Last night’s show in San Antonio was almost shut down… 5 policemen and a couple of councilmen threatened Santana’s soundman Bruce to turn down the music or have the concert shut down…

hm, 5 cops against 5,000 fans, many of which had visited the Beer tents frequently… but, in the end, the sound was turned down and then one angry member of the audience, unhappy with the lack of volume, poured a whole big-gulp of beer into Santana’s mixing console… as a result the drums went silent until they were patched into our mixing board a few minutes later…

hm, the politics of Rock + Roll… seems to me that politicians should stay out of the concerts once they have been approved… we all know that Rock + Roll is loud… if you don’t want the concert, don’t rent the venue to a promoter for a rock band… but don’t allow the concert and then threaten the soundman and almost incite a riot…

Santana would routinely hit 120db during their shows. Too loud for me but apparently just right for many in the audience. I suspect they turned down the sound to 112 or 116db that night… not loud enough for the man with the beer.
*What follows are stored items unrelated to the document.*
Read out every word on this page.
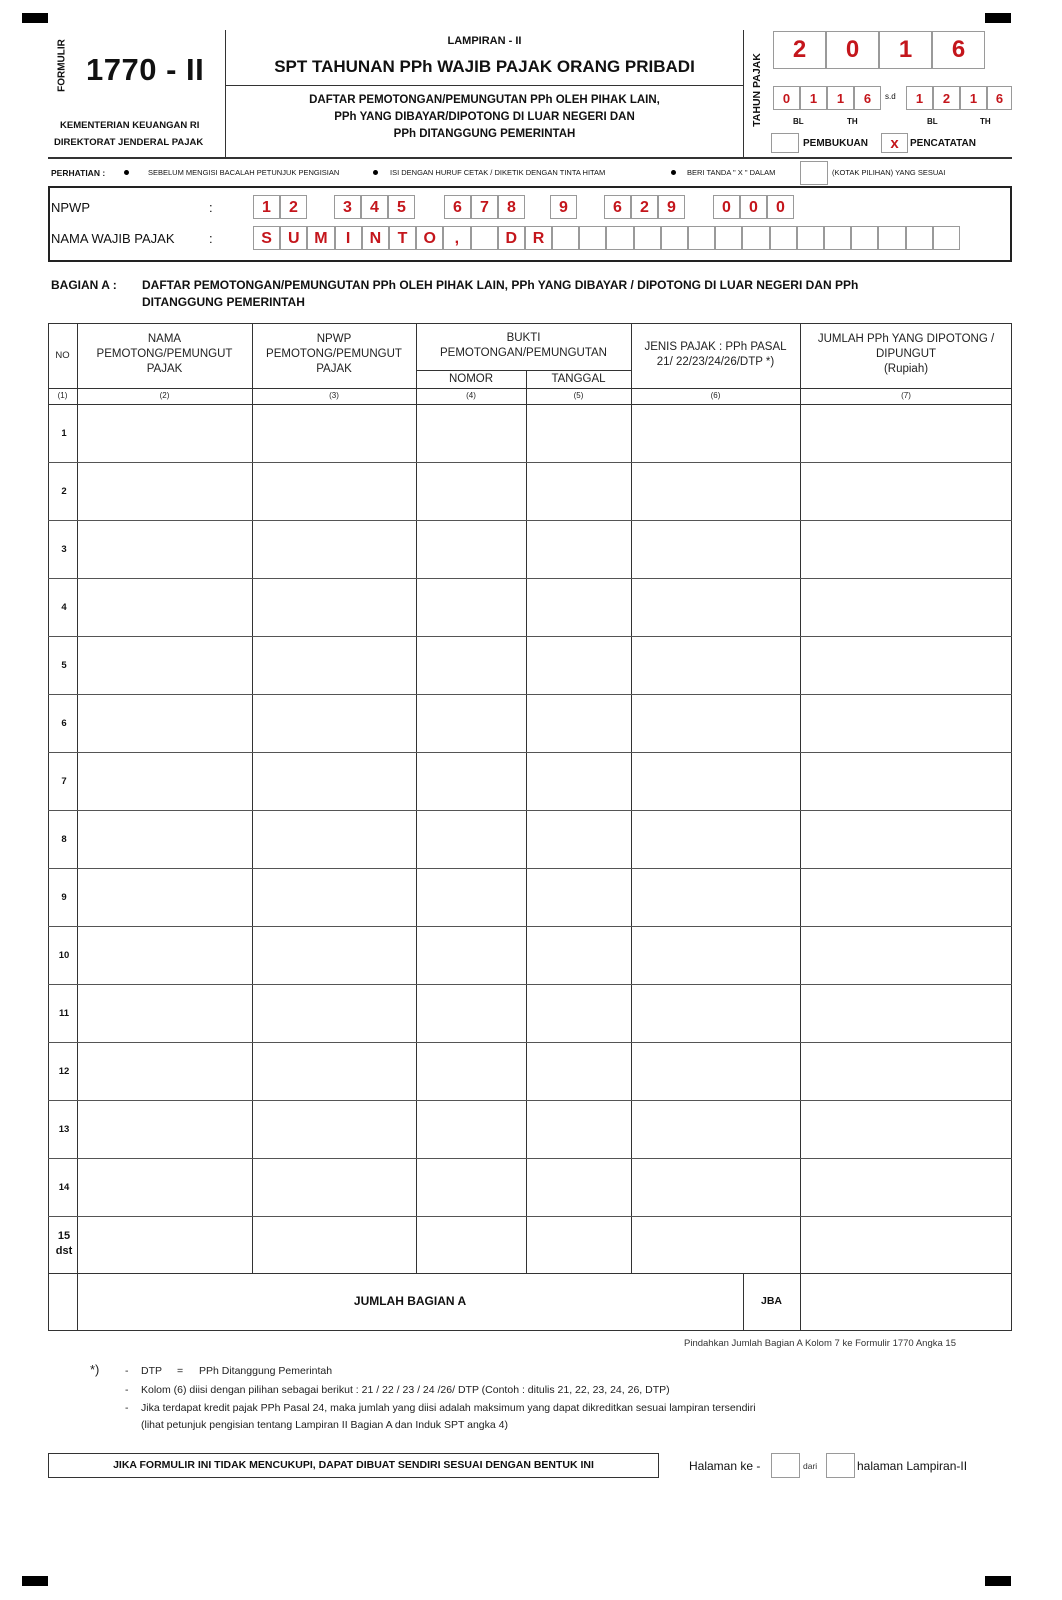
FORMULIR 1770 - II
KEMENTERIAN KEUANGAN RI
DIREKTORAT JENDERAL PAJAK
LAMPIRAN - II
SPT TAHUNAN PPh WAJIB PAJAK ORANG PRIBADI
DAFTAR PEMOTONGAN/PEMUNGUTAN PPh OLEH PIHAK LAIN,
PPh YANG DIBAYAR/DIPOTONG DI LUAR NEGERI DAN
PPh DITANGGUNG PEMERINTAH
TAHUN PAJAK
2	0	1	6
0	1	1	6	s.d	1	2	1	6
BL	TH	BL	TH
PEMBUKUAN	x	PENCATATAN
PERHATIAN :	SEBELUM MENGISI BACALAH PETUNJUK PENGISIAN	ISI DENGAN HURUF CETAK / DIKETIK DENGAN TINTA HITAM	BERI TANDA " X " DALAM	(KOTAK PILIHAN) YANG SESUAI
NPWP	:
NAMA WAJIB PAJAK	:
1	2	3	4	5	6	7	8	9	6	2	9	0	0	0
S	U M	I	N	T	O	,	D R
BAGIAN A : DAFTAR PEMOTONGAN/PEMUNGUTAN PPh OLEH PIHAK LAIN, PPh YANG DIBAYAR / DIPOTONG DI LUAR NEGERI DAN PPh
DITANGGUNG PEMERINTAH
NO
NAMA
PEMOTONG/PEMUNGUT
PAJAK
NPWP
PEMOTONG/PEMUNGUT
PAJAK
BUKTI
PEMOTONGAN/PEMUNGUTAN
NOMOR	TANGGAL
JENIS PAJAK : PPh PASAL
21/ 22/23/24/26/DTP *)
JUMLAH PPh YANG DIPOTONG /
DIPUNGUT
(Rupiah)
(1)	(2)	(3)	(4)	(5)	(6)	(7)
1
2
3
4
5
6
7
8
9
10
11
12
13
14
15
dst
JUMLAH BAGIAN A	JBA
Pindahkan Jumlah Bagian A Kolom 7 ke Formulir 1770 Angka 15
*) - DTP = PPh Ditanggung Pemerintah
- Kolom (6) diisi dengan pilihan sebagai berikut : 21 / 22 / 23 / 24 /26/ DTP (Contoh : ditulis 21, 22, 23, 24, 26, DTP)
- Jika terdapat kredit pajak PPh Pasal 24, maka jumlah yang diisi adalah maksimum yang dapat dikreditkan sesuai lampiran tersendiri
(lihat petunjuk pengisian tentang Lampiran II Bagian A dan Induk SPT angka 4)
JIKA FORMULIR INI TIDAK MENCUKUPI, DAPAT DIBUAT SENDIRI SESUAI DENGAN BENTUK INI	Halaman ke -	dari	halaman Lampiran-II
Playing in front of 10,000-15,000 every night can be fun, but it’s also much more anonymous than performing in a theater or a club because the audience is quite far away. It reminded me of the movie Spinal Tap, because after a while you REALLY don’t know where you are unless you look at your tour book. Sheds mostly look very much alike. They are also outside of the urban areas, which means there isn’t anything to do nearby. Tourbus drives to venue, do soundcheck, have dinner at the venue, hang out on the tourbus, do a show, get back on the tourbus and drive to the next shed…

After this tour I started to perform barefoot. I was wearing boots during the Santana tour and one time my foot fell asleep after crossing my leg for an extended period. When I got up I nearly toppled off the stage… and those stages are about 8-12 feet off the ground.